Celgene, headquartered in Summit, N.J., and Seattle-based Juno Therapeutics have formed a global collaboration for the development and commercialization of immunotherapies. The two companies will leverage T cell therapeutic strategies to develop treatments for patients with cancer and autoimmune diseases with an initial focus on Chimeric Antigen Receptor Technology (CAR-T) and T Cell Receptor (TCR) technologies.
Celgene has the option to be the commercialization partner for Juno's oncology and cell therapy auto-immune product candidates, including Juno's CD19 and CD22 directed CAR-T product candidates. B-Cell Maturation Antigen (BCMA) is excluded as a target in this collaboration.
For Juno-originated programs co-developed under the collaboration, Juno will be responsible for R&D in North America and will retain commercialization rights in those territories; Celgene will be responsible for development and commercialization in the rest of the world, and will pay Juno a royalty on sales in those territories; and Celgene has certain co-promotion options. Celgene will initially be eligible to select two programs, excluding CD19 and CD22, to be subject to a global profit sharing agreement under which the companies will share worldwide expenses and profits equally, except in China and, subject to additional obligations, Celgene may select a third program.
Juno will have the option to enter into a co-development and co-commercialization agreement on certain Celgene-originated development candidates that target T Cells. For any such Celgene-originated programs co-developed under the collaboration, the companies will share global costs and profits with 70% allocated to Celgene and 30% allocated to Juno, and Celgene will lead global development and commercialization, subject to a Juno co-promote option in the U.S. and certain E.U. territories.
Juno will receive an upfront payment of approximately $150 million, and in addition, Celgene will purchase 9,137,672 shares of Juno's common stock at $93.00 per share.
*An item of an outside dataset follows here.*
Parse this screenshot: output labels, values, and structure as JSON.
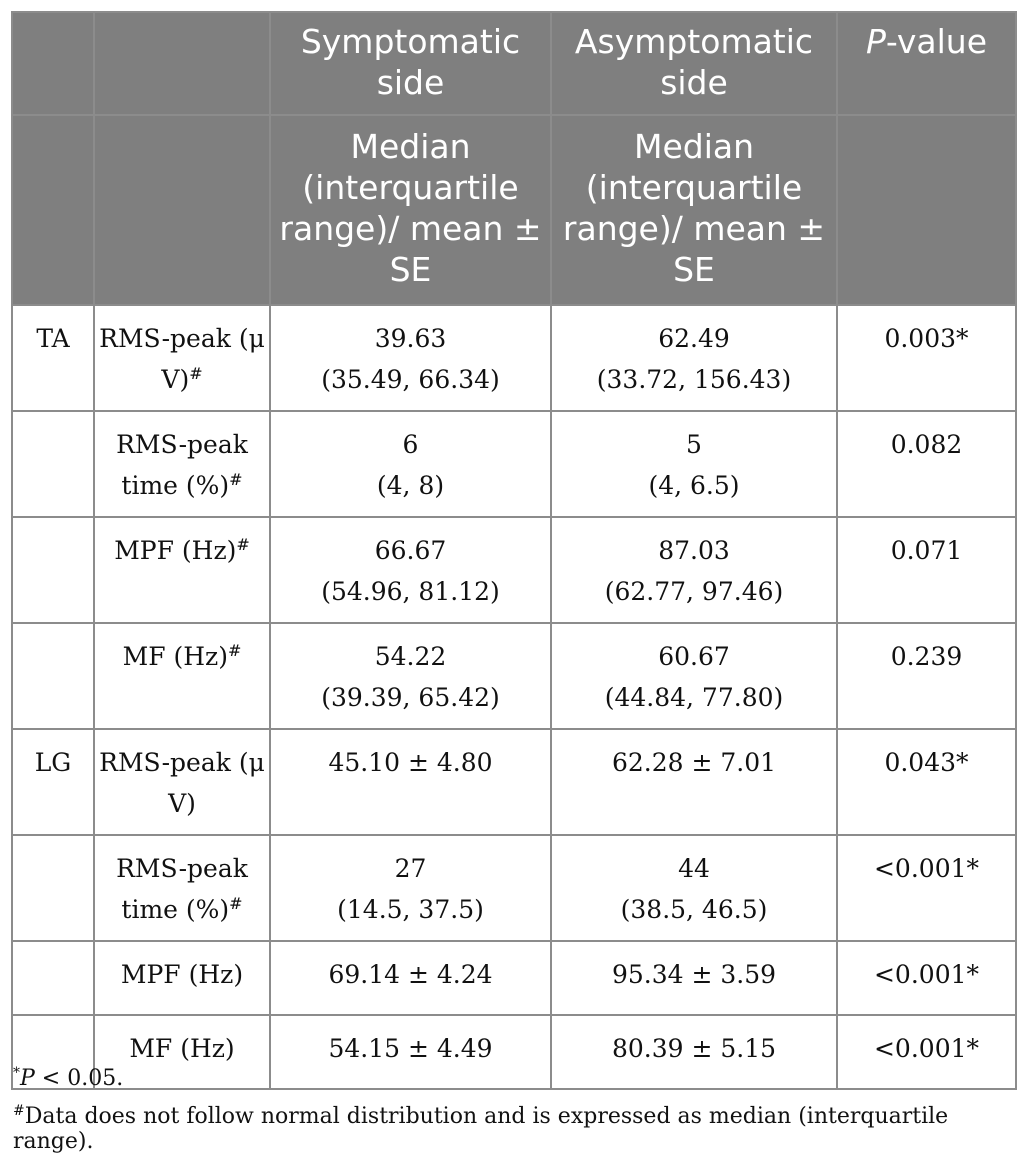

During the 10-year term of the collaboration, Celgene will have the right to purchase additional equity in Juno during specified windows and at specified market premiums subject to satisfaction of certain conditions by each party including Juno opting in on select Celgene programs, such that, at a maximum, Celgene could own up to 30% of Juno's common stock then outstanding. Celgene has entered into a standstill agreement and agreed to certain lock-up provisions on its share ownership.
Celgene will receive the right to nominate a member to Juno's board of directors.
This transaction has been approved by the boards of directors of both companies. Celgene and Juno currently expect to complete the transaction during the third quarter of 2015, subject to the expiration or termination of applicable waiting periods under all applicable antitrust laws and satisfaction of other usual and customary closing conditions.